Students study the satellite images to identify key features with the help of an atlas. They then compare these images, noting what has changed and what they would need to know before they could account for these changes. Click here to go to tasks 1 and 2.

Task 3:

Next students read two short text items, which describe different approaches to agriculture. They describe the likely advantages and disadvantages of each approach for farmers, commercial peanut buyers, the government, nomadic herdsman and the European customer. They also consider which approach is more likely to resist a period of drier weather.  Click here to go to task 3.

Key questions – expanded

• Are droughts and famines natural disasters?
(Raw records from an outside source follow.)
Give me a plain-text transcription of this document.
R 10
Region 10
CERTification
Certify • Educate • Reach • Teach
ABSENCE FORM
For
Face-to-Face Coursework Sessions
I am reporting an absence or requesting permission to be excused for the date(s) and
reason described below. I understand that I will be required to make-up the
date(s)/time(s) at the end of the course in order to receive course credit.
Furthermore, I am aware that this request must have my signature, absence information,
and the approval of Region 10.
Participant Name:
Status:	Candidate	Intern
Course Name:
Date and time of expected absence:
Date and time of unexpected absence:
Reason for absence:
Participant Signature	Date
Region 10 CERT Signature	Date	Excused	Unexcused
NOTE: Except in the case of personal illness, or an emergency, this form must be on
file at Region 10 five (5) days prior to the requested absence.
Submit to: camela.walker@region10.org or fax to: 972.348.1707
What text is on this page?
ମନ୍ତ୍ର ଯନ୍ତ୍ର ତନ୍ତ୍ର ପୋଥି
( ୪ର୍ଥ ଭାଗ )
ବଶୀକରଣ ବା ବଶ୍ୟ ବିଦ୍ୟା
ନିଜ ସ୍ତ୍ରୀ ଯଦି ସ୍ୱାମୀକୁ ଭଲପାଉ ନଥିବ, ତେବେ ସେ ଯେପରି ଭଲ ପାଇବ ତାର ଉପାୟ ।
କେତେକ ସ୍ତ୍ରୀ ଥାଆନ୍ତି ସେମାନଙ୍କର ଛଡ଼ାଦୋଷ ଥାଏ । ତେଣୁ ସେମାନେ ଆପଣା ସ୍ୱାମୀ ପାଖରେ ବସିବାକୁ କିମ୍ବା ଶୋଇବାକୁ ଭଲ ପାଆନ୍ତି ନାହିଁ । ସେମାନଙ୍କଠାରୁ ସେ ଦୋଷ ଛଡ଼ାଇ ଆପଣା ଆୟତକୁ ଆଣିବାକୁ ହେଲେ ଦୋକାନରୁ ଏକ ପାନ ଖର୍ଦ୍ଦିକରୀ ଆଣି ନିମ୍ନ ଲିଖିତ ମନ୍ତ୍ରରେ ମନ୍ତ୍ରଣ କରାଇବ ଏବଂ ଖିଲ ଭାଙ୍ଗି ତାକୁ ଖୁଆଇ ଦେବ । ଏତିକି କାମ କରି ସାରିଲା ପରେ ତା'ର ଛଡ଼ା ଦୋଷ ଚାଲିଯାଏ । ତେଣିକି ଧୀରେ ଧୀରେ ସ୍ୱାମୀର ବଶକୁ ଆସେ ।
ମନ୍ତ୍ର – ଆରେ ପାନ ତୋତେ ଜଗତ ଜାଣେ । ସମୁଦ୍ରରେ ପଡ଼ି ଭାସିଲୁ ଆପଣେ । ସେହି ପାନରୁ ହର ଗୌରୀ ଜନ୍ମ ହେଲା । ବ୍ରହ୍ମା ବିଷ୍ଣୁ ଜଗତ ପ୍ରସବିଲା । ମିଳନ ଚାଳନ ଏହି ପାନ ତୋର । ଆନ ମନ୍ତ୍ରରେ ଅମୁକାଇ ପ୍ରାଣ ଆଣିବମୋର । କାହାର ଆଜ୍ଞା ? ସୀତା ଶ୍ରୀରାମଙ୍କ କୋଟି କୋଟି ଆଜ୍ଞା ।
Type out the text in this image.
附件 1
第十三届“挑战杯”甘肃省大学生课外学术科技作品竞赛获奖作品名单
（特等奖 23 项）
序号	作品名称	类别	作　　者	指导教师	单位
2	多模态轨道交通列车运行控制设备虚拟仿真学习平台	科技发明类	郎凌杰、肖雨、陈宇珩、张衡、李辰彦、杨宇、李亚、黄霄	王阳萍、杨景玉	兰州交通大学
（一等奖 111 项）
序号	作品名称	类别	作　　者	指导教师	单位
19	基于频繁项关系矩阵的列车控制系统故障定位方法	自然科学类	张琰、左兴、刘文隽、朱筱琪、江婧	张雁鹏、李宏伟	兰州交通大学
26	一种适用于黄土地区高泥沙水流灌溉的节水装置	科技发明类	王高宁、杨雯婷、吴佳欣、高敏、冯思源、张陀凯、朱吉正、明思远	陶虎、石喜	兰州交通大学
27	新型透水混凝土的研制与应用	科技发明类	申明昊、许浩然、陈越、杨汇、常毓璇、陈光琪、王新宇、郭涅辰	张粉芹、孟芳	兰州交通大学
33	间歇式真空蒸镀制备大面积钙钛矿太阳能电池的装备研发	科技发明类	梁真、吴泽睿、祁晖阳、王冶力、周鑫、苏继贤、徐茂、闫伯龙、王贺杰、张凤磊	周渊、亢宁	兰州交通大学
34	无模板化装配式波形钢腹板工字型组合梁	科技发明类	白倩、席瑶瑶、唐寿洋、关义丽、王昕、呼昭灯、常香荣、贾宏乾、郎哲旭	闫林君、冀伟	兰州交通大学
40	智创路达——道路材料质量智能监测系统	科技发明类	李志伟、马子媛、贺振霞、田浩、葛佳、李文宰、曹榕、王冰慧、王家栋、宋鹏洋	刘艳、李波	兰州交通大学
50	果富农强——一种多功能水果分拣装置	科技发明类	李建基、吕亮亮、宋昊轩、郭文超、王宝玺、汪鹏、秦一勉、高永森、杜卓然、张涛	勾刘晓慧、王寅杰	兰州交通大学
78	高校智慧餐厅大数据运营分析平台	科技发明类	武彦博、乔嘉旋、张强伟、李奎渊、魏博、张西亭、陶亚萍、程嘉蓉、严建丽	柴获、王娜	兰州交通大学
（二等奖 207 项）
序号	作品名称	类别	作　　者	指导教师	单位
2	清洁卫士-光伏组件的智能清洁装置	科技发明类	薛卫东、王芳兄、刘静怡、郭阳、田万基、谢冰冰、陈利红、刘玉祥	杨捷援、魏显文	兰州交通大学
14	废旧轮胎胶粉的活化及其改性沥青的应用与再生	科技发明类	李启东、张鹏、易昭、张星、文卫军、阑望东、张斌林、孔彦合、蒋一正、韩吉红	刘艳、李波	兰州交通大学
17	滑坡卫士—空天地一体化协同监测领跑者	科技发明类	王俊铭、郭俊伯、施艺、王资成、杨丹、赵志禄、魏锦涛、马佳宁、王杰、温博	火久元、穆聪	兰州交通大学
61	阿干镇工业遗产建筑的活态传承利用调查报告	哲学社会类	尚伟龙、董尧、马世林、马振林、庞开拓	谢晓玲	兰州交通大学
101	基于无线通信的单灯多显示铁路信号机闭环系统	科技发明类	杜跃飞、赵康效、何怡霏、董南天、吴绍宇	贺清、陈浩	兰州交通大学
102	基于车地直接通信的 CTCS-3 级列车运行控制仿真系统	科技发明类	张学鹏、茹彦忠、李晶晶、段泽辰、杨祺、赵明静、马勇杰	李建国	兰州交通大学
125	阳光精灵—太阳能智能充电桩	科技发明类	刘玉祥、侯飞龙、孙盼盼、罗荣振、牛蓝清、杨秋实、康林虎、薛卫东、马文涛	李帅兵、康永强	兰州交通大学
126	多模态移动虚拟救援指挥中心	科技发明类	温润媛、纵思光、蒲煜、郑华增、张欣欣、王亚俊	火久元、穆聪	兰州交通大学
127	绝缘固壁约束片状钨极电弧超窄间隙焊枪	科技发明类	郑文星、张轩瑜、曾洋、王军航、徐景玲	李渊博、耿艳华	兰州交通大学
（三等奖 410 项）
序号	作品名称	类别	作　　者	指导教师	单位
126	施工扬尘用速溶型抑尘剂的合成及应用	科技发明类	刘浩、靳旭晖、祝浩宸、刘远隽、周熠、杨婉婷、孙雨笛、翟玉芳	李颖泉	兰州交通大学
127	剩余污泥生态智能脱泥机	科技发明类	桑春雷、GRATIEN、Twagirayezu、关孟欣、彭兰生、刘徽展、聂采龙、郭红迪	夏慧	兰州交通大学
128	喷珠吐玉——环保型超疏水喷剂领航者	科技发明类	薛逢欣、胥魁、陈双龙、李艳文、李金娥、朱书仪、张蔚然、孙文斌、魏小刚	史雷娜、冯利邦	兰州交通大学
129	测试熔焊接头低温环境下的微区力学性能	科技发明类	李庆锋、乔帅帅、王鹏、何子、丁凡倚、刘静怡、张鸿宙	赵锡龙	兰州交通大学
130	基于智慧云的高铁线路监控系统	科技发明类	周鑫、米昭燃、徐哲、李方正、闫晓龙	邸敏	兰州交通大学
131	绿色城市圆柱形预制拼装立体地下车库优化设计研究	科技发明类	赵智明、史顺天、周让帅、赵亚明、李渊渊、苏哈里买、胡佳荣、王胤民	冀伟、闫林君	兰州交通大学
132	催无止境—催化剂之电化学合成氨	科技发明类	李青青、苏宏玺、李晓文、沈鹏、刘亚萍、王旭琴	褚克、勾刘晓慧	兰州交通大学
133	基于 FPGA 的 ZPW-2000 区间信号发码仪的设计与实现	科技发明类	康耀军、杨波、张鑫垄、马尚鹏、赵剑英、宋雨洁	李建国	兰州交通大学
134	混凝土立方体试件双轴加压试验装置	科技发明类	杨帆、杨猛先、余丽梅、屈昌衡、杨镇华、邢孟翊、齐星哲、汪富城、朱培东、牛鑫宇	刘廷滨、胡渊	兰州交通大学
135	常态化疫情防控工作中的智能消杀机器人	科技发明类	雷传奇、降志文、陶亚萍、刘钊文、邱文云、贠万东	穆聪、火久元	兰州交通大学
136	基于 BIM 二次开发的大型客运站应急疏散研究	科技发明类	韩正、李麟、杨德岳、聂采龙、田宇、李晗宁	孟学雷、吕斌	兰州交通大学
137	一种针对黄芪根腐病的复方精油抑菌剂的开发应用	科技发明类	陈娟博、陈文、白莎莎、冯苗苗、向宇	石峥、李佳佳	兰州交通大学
This activity asks students to ponder the possible reasons for the denudation of vegetation around Timbuktu between 1976 and 1986. Possible reasons include: drought; overgrazing; increasing population pressures; the breakdown of social mechanisms of water management; civil war, etc. Task 3 amplifies this line of thought through a comparison of farming approaches. The main learning point is that drought is not just a periodic event in the Sahel whose people we might feel ‘sorry’ for; indeed, it can be made worse or ameliorated according to the nature of the ‘development’ taking place.

• What is the link between changing land use, trade and poverty?

• What forms of land use potentially support most people in their basic needs?

The short summaries in the tables in Task 3 suggest that, without extreme care, cash cropping will be more intensive in its use of water, fertilizer and debt (borrowing for seeds, etc); and whilst it may reveal a short term gain, it may also encourage drier soils, loss of surrounding vegetation and falling soil fertility.